Cortó el césped y encontró el amor: cómo halló aquello que buscaba toda su vida

**Día 12 de julio, 2024**

Me desperté al amanecer. El sol apenas rozaba las copas de los olivos cuando mi madre, Dolores Ignacia, me recordó la noche anterior con firmeza:

—Mañana, hijo, quiero que madrugues para segar el campo. Hay que preparar el forraje para las vacas. El invierno no espera.

—Mamá, yo me encargo. No voy a molestar a Javier, que también tiene su prado que atender —respondí antes de irme a dormir, sin imaginar que la picadura de una abeja cambiaría mi vida para siempre.

En el pueblo, siempre fui distinto. No raro, tampoco como los demás. Callado, estudioso, cortés. Palabras justas, mirada humilde y un libro siempre a mano.
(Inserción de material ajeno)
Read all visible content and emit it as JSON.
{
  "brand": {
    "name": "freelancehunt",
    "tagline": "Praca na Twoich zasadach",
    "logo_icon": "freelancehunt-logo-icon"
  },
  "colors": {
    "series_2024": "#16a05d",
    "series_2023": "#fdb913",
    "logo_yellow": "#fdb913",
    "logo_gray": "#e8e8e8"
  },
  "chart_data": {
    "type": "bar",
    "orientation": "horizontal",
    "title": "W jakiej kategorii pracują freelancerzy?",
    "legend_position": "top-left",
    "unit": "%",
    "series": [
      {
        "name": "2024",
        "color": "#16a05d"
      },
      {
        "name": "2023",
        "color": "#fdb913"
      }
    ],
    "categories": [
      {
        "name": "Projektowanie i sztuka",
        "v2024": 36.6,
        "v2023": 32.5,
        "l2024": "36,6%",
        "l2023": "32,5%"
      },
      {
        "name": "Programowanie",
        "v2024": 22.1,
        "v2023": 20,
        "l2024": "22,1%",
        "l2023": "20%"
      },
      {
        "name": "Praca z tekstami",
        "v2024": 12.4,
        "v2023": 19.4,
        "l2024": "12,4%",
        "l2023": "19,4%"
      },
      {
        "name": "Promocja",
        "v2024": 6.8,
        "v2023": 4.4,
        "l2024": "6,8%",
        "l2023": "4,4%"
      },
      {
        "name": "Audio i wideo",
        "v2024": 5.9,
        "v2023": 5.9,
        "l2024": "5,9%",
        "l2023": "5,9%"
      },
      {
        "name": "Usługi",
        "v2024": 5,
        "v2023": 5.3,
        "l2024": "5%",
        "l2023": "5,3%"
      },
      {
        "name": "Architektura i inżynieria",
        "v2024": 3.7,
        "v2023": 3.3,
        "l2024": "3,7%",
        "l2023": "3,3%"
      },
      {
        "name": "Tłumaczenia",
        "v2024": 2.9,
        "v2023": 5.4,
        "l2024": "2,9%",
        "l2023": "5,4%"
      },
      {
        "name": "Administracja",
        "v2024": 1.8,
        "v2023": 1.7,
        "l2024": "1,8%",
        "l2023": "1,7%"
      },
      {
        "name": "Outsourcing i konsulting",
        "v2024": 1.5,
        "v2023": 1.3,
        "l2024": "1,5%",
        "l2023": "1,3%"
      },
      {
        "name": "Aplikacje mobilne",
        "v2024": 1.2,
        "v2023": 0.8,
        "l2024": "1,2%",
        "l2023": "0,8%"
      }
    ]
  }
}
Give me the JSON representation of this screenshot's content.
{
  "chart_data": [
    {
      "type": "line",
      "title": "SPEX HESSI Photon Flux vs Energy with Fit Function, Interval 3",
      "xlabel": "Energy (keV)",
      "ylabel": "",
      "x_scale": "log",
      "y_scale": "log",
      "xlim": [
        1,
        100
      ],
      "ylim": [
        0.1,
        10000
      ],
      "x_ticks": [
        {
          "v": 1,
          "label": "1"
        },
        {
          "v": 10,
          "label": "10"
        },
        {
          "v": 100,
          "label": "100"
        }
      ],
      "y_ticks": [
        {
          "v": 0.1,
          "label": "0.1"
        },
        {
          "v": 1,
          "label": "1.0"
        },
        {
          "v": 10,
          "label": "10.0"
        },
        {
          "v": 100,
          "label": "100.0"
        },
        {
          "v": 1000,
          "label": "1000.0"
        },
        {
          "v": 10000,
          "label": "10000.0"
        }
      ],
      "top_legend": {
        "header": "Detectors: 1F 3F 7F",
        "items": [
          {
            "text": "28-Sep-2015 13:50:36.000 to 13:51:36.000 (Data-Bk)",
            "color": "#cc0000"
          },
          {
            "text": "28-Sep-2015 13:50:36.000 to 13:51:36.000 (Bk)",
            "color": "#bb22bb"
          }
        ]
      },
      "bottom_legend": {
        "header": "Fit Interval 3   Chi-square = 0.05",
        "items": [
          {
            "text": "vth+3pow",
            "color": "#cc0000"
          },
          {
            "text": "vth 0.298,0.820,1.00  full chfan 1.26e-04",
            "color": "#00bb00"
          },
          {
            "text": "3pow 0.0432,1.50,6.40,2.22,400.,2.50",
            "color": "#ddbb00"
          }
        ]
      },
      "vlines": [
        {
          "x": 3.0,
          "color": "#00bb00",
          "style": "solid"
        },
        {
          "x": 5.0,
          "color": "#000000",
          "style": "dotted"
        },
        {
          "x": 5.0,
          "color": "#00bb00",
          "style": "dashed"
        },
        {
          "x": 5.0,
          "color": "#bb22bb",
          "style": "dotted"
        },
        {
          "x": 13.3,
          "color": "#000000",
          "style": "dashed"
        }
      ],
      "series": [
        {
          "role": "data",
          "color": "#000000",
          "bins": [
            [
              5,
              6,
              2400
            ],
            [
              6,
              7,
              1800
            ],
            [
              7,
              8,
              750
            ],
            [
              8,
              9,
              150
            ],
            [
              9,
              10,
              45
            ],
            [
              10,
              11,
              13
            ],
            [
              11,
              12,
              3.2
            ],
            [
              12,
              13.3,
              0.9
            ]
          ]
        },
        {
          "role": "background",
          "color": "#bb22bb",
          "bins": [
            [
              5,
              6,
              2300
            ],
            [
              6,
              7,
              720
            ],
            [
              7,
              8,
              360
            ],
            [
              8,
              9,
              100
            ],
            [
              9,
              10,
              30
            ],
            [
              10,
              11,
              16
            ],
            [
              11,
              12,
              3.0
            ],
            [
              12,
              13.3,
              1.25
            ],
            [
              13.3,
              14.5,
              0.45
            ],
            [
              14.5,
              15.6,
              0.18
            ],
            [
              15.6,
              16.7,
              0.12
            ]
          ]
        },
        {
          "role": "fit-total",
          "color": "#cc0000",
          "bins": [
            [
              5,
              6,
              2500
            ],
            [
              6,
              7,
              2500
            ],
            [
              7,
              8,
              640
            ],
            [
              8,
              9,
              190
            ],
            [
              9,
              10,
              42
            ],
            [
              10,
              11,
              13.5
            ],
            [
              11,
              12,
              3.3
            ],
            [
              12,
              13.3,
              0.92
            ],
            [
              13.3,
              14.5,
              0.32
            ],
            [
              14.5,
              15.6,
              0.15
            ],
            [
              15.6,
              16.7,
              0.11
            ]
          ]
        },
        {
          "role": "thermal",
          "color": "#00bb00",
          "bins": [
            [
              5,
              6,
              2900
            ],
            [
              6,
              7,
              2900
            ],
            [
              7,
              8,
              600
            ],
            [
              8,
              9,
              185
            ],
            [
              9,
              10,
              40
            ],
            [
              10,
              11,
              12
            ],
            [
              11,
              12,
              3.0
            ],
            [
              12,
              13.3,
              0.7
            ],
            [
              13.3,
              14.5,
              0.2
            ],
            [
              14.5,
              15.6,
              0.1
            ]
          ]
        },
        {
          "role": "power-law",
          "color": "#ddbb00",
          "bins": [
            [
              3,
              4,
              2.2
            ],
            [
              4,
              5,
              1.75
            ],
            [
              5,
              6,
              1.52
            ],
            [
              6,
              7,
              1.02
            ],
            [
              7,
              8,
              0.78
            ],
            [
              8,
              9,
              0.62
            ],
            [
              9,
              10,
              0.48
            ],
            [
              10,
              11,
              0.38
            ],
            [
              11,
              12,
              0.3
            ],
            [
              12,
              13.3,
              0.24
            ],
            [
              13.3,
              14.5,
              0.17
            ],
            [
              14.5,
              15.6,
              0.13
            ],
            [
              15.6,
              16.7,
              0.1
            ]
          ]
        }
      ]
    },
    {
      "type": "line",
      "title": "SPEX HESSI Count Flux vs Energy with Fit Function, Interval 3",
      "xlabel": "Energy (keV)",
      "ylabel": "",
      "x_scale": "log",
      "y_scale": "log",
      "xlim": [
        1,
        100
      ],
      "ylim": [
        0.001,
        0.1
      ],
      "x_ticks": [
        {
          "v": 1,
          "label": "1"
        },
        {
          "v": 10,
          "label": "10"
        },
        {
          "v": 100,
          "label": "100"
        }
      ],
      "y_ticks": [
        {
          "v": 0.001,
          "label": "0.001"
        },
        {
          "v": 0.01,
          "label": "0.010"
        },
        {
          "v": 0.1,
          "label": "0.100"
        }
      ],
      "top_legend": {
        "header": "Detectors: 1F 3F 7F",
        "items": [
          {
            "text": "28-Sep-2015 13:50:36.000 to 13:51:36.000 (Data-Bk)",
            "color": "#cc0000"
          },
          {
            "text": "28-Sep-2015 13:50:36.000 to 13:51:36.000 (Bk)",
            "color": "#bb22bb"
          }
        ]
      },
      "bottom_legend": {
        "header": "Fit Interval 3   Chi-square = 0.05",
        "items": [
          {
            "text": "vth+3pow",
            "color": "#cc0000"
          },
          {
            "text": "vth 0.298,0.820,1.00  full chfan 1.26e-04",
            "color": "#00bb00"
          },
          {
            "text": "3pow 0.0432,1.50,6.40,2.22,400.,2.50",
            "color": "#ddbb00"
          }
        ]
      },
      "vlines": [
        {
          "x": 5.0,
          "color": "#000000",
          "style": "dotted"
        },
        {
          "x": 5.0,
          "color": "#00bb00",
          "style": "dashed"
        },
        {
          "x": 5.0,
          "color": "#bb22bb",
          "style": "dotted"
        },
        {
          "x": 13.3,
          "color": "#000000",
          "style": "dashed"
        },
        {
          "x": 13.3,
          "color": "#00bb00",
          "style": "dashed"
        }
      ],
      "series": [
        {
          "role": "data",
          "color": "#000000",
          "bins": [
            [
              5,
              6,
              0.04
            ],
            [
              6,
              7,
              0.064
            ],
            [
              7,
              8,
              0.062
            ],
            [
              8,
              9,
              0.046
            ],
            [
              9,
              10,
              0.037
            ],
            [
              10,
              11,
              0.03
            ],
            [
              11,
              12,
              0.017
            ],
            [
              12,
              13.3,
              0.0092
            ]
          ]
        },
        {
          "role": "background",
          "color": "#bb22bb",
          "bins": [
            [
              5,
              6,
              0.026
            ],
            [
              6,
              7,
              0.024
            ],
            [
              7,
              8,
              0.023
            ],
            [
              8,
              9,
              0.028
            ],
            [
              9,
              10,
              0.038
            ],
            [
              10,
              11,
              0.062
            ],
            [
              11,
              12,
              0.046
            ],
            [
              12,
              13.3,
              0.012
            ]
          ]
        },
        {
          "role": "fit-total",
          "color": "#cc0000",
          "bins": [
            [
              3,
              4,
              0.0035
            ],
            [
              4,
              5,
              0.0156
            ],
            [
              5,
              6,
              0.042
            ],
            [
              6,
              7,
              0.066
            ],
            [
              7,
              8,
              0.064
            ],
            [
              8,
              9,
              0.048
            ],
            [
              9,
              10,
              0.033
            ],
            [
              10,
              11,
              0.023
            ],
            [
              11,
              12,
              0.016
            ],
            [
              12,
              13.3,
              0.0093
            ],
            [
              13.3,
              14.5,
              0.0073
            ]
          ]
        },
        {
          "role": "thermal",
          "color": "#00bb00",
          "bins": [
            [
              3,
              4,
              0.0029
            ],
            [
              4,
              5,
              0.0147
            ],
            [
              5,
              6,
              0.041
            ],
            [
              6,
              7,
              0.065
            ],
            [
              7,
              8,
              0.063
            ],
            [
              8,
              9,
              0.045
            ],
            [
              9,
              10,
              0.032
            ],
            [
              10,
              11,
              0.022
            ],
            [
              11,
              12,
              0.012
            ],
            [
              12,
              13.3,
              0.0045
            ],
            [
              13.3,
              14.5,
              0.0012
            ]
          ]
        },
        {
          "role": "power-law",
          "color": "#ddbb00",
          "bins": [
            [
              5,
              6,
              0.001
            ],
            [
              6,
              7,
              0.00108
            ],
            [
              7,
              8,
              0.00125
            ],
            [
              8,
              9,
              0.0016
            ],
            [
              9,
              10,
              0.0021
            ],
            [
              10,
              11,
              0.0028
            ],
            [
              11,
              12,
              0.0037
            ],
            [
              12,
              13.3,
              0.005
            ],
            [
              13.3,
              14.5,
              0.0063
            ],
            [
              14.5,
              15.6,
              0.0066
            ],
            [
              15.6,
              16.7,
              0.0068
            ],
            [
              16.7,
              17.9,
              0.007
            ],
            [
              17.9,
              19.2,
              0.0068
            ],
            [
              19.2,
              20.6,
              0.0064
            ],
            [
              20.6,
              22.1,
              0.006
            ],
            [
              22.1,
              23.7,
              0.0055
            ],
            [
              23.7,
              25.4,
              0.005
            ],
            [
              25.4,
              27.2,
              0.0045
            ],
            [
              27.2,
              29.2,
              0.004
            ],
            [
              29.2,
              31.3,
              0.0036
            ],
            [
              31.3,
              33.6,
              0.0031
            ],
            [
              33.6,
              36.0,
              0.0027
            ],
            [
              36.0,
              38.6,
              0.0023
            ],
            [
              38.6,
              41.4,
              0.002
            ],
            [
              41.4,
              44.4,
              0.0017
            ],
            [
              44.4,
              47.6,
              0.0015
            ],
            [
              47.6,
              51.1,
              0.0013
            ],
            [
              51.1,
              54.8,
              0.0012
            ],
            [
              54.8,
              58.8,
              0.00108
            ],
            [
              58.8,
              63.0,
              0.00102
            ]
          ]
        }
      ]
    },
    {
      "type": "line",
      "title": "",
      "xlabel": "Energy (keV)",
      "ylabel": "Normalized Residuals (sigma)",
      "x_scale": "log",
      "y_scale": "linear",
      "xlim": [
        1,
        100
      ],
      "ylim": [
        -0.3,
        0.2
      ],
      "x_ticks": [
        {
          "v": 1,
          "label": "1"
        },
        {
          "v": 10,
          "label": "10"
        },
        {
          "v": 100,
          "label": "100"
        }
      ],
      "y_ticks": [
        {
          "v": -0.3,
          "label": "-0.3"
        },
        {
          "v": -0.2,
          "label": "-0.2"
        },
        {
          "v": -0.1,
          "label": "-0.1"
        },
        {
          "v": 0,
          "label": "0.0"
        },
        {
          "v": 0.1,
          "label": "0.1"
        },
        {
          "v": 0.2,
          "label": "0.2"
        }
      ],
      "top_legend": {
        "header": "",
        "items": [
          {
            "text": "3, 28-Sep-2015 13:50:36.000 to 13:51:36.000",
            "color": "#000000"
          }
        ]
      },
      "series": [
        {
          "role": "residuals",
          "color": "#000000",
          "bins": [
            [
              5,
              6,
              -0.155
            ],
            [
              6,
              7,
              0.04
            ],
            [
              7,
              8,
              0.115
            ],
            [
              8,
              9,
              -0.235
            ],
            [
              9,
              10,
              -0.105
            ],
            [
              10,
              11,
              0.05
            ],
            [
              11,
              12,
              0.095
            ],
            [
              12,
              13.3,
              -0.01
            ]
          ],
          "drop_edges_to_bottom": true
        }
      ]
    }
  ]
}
Trabajaba como mecánico en el taller del pueblo —buen oficio, bien valorado. Los jefes confiaban en mí. Pero el corazón… vacío, como esperando algo más.

Las mujeres del lugar suspiraban: “Con este no hay manera”. Los jóvenes me llamaban “el sabio”. Y mi hermano Javier, el bromista, se reía:

—Hermano, ¡te vas a quedar soltero de por vida! Hasta la vieja Martina te quiere casar con su nieta, ¡y esa mujer pasa de los setenta!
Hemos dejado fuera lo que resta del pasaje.